Von Matthias Höhn, erschienen in Klar, Ausgabe 46,

Deutschland debattiert kritischer denn je den Stand der Deutschen Einheit. Es geht 30 Jahre nach der friedlichen Revolution längst nicht nur darum, wie groß der Abstand bei Renten, Löhnen oder Wirtschaftskraft ist. Der Abstand an sich ist das Problem. Die Zurücksetzung der Ostdeutschen, die sich verfestigt, muss schwinden.

Bei jedem Besuch, bei jedem Familientreffen in Ostdeutschland ist es Thema. Alle, die alt genug sind, wissen, wer die Leitungs- und Topfunktionen hier besetzt. Politik und Medien haben das Thema lange weggedrückt. Aber was im Jahr 1990 noch erklärbar war, ist es heute nicht mehr. Warum setzt man den Ostdeutschen meist westdeutsche Vorgesetzte vor die Nase? In nicht wenigen ostdeutschen Städten kommen alle gehobenen Amtsinhaberinnen und -inhaber aus dem Westen: der Bürgermeister, der Sparkassendirektor, der Präsident des Landgerichts, die Rektorin oder der Rektor der Universität.

Die Fähigkeiten des Einzelnen spielen keine Rolle. Ostdeutsche haben fast keine Chance, in der eigenen Region in Spitzenfunktionen zu kommen. Und: Ostdeutschland scheint ein Erbhof westdeutscher Netzwerke zu sein. Die Leute haben nicht vergessen, wie viele Glücksritter in den 1990er Jahren kamen und sich die Filetstücke des Ostens schnappten.
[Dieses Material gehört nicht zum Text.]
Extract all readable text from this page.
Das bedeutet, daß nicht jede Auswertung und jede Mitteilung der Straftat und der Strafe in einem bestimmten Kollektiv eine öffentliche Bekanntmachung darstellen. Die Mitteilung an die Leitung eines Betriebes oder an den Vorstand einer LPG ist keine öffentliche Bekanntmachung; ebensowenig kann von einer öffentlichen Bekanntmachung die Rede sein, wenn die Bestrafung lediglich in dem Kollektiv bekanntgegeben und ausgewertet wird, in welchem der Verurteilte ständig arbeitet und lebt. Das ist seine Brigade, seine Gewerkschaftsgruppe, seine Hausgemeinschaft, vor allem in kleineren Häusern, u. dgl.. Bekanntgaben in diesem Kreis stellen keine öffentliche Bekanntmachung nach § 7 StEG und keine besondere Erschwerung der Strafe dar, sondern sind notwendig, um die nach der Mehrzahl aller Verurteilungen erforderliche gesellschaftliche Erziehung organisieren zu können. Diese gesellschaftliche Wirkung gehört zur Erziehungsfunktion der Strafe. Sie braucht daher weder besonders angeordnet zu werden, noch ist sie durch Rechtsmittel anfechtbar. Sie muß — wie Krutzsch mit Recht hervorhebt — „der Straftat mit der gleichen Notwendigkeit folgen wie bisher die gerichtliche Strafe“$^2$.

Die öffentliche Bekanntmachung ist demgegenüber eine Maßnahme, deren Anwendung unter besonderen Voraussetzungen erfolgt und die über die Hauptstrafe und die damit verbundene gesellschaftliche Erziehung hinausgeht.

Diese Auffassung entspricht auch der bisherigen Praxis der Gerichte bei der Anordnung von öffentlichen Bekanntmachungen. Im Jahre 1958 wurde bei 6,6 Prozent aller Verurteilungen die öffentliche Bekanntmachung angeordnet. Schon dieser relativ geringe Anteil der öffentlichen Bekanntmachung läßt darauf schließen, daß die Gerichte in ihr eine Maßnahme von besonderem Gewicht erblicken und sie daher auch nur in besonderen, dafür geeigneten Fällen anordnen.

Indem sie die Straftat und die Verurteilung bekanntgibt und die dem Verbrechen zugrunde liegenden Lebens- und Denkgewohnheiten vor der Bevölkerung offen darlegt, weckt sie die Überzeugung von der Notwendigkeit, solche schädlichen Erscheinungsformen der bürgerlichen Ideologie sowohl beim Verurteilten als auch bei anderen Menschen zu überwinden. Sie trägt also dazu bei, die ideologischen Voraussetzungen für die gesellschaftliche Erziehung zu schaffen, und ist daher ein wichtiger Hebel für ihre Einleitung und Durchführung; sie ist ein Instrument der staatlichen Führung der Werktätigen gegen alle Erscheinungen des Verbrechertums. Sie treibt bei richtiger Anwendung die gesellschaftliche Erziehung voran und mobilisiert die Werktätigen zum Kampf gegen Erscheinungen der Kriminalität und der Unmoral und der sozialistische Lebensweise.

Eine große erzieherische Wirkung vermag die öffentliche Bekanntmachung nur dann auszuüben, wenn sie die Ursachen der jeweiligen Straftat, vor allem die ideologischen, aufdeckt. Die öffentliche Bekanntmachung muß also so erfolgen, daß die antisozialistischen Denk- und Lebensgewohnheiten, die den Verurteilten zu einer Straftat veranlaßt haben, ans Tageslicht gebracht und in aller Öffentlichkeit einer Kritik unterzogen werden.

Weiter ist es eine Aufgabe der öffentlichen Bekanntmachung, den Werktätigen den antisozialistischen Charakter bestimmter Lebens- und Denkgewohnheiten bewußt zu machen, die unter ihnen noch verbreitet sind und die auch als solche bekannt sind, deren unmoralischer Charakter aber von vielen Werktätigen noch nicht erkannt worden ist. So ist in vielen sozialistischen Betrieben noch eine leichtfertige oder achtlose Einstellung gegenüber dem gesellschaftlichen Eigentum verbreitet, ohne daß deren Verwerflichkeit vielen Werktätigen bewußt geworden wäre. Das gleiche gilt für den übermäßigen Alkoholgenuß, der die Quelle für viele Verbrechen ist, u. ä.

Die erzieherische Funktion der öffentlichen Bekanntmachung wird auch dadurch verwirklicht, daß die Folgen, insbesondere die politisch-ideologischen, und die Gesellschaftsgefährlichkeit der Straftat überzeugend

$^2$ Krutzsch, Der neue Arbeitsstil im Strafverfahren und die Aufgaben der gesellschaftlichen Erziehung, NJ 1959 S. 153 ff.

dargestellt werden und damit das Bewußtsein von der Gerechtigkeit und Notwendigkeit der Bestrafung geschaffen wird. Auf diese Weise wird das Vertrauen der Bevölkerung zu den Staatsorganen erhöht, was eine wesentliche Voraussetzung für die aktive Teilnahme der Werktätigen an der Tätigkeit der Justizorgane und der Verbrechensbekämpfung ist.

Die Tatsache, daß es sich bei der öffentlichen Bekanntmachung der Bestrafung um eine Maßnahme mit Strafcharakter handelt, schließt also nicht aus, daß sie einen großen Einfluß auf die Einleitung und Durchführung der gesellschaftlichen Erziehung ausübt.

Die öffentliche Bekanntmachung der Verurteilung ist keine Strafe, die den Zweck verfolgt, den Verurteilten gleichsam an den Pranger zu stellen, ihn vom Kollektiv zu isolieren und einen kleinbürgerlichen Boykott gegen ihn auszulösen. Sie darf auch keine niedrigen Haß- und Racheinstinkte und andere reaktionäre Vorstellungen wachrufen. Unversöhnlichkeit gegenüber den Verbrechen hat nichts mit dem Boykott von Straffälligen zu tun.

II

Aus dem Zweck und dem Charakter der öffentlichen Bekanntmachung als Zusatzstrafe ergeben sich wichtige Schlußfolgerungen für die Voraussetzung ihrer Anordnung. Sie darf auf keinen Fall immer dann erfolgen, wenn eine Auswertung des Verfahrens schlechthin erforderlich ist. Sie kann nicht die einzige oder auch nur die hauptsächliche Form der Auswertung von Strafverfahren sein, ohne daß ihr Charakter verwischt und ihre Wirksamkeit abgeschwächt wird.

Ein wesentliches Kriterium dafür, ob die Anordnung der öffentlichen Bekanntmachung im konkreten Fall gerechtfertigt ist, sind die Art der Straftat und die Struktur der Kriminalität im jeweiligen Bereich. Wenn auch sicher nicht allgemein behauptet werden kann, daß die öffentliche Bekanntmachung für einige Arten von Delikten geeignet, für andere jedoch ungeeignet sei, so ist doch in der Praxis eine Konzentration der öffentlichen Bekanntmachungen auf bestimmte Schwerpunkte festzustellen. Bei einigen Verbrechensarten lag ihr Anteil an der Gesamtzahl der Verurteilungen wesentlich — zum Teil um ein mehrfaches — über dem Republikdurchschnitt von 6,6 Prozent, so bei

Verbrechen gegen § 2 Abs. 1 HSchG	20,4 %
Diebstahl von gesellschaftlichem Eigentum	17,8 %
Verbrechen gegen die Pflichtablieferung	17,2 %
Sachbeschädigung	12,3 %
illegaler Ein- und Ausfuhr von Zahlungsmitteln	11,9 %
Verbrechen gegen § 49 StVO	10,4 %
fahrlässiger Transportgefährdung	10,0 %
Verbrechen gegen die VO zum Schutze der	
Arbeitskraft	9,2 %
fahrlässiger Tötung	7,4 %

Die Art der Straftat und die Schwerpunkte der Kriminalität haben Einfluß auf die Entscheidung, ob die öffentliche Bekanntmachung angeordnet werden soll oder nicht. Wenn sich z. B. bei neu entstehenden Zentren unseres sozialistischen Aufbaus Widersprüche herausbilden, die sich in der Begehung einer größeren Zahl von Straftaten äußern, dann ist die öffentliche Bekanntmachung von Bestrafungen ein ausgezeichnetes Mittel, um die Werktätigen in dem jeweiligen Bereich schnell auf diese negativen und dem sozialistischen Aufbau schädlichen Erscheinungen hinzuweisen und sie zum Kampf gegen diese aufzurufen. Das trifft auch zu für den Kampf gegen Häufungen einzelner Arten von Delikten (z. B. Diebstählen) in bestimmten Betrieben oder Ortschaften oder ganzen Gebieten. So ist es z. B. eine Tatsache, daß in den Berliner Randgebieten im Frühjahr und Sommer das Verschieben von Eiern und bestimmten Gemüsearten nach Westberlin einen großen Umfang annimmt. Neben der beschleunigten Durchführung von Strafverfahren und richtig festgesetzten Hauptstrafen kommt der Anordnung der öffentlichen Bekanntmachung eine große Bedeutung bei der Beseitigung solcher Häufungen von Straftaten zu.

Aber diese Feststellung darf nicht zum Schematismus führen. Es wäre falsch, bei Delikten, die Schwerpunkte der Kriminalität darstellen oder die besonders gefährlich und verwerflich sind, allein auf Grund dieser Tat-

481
Solche Erfahrungen sind auch mit der Treuhand verkettet. Die Ostdeutschen wählten die Demokratie, bekamen aber auch die Treuhand. Da war nichts mehr mit mehr Mitbestimmung, um die es doch eben noch gegangen war. Im Osten blieb kein Stein auf dem anderen. Die Privatisierung der Wirtschaft war einerseits eine bittere Wahrheitsstunde, was die Produktivität und Effizienz der DDR-Wirtschaft betraf, aber die Ostwirtschaft wurde auch bereinigt, um Platz zu schaffen für bestehende Konzerne in den alten Bundesländern.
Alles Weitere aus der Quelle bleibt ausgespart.